Ham It Up
I was having a conversation this week about gray codes and thought I should write a little something about them. About half way through, I realized it sounded familiar and discovered I had written almost the exact same thing over a year ago (see Shades of Gray). It is a bad sign when you start repeating yourself!
Gray codes always make me think of hamming distance, though, since they are a case where each adjacent code has a hamming distance of 1 from each other. For the case of a mechanical or optical encoder, that's exactly what you want. If you are looking for fault tolerance, then you want more hamming distance, not less.
Consider some networking scheme where I have a one byte address for each node. In theory, then, my network could support 256 nodes (although I probably use a few addresses for special purposes). I probably don't have 256 nodes though. In fact, you probably have way less in a typical project.
Let's take the silly example of having three nodes. You might just as well number them 0, 1, and 2. As long as everything works as you expect, there's nothing wrong with that. What happens if things don't work like you expect though? If some sort of error causes a single bit to flip, then address 0 could become address 1 or 2. Conversely, addresses 1 or 2 could easily become zeros. That's because the hamming distance between 0 and the other two addresses is 1. Of course, you could have errors that generated other addresses (like 1 to 3) but those aren't as important because there is no address 3 and it would be easy to figure out that some error occurred.
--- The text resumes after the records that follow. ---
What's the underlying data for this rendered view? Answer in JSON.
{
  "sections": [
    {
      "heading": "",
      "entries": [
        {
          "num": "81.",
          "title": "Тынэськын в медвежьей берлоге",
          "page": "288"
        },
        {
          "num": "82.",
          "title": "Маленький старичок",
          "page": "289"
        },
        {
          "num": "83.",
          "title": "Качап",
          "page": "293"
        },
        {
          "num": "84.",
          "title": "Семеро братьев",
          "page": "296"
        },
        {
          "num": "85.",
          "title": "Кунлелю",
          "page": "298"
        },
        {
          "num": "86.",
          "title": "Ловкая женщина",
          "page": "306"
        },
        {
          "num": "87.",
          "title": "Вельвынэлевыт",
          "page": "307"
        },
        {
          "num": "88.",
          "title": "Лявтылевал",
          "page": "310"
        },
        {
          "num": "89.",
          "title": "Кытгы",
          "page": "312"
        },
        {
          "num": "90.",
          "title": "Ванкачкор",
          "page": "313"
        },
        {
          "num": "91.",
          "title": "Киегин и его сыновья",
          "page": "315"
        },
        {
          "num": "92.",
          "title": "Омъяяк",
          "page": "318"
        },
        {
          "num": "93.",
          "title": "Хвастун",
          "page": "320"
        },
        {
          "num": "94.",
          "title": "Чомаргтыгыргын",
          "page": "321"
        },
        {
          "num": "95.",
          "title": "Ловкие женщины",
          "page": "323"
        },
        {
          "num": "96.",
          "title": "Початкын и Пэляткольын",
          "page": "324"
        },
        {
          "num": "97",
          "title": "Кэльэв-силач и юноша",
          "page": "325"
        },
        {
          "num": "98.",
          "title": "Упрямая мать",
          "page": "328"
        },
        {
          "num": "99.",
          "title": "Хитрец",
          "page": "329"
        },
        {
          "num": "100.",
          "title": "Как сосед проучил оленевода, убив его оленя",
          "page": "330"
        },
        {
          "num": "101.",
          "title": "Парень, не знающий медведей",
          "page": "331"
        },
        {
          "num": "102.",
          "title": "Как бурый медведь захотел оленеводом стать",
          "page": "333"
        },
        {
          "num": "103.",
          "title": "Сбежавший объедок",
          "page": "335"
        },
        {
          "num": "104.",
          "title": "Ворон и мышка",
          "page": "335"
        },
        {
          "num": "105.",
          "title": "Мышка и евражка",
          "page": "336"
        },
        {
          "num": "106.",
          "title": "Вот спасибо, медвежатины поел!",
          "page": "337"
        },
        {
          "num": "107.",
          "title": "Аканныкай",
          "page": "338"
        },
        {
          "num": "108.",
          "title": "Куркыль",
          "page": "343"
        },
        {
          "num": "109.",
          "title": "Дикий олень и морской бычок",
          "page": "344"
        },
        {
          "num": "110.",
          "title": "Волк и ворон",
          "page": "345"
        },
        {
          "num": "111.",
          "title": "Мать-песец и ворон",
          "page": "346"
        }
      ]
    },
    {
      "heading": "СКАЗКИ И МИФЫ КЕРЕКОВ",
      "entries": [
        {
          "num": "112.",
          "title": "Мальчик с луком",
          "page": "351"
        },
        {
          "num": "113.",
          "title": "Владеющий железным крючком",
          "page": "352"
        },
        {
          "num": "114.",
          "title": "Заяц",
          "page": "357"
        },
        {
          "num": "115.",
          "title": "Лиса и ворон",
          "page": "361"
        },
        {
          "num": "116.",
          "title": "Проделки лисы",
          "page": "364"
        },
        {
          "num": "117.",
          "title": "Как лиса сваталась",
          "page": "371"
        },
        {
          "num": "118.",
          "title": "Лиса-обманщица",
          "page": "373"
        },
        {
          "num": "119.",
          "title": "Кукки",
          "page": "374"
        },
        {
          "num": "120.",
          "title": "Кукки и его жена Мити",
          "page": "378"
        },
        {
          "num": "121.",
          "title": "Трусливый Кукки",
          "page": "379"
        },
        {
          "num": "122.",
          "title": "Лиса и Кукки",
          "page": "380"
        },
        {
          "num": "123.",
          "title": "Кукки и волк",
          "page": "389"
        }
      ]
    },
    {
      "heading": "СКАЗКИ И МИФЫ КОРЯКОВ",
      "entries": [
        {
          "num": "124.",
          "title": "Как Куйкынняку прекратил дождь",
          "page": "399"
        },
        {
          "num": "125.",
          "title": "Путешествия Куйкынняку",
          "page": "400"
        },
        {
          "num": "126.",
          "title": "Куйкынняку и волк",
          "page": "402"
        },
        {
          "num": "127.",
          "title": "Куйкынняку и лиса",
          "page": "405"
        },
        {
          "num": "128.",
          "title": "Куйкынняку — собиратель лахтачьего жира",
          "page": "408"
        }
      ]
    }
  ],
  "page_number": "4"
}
There's no way to tell a bogus address 2 from a real address 2, so that's the kind of error you worry about.
You can't have a single bit error that causes address 1 to become 2 or vice versa, though. The hamming distance there is 2, so it would take two errors to get an undetected mistake (and, again, most errors would cause a totally illegal address — I'm not worried about those as much because I can detect them).
A smarter move would be to use those extra bits in the address to make sure that errors could not easily corrupt an address into another good address. For example, suppose you numbered the nodes (in hex) 03, 0C, and 30. Now any single bit error would generate an illegal address. There's so much extra room that you could easily create a set of 3 numbers that had an even greater hamming distance (07, 38, and C0, for example). In real life, you probably have more than just 3 nodes in an 8-bit address space, but you can still work it out.
Oddly enough, last week I was writing about bit population count algorithms. I wasn't thinking about hamming distance, but the bit population count is key to computing hamming distance. If you want to know the distance between two bit strings A and B, simply XOR them together and then do a bit population count of the result. The XOR will have a 1 bit for every bit position that is different and the bit population count tells you how many 1 bits you got. Using the code from last week:
unsigned int bit_count(unsigned int v)
{
unsigned int count;
for (count=0; v; count++)
{
v&=v-1;
}
return count;
}
unsigned int hamming_dist(unsigned a, unsigned b)
{
return bit_count(a^b);
}
If you think about it, parity is just a simple case of using an extra bit to generate a hamming distance of two. For example, a 7-bit ASCII character with parity has at least a distance of 2 between each character (because adjacent characters will have different parity bits).
If you are like me and too lazy work out codes yourself, you might find this tool useful. Of course, as with any redundant scheme, you do lose the use of some bits. Using that tool, you can see that you could shoehorn 128 numbers into a byte and maintain a minimum hamming distance of 2. With a hamming distance of 3, the total items you can fit drops to 16! At a hamming distance of 6, you can only hold 2 distinct numbers.
Hamming distance is important in reliable systems and is also used in some cryptography algorithms. Of course, the idea of it is also important for gray codes. It is one of those simple bit tricks everyone should have in their toolkit.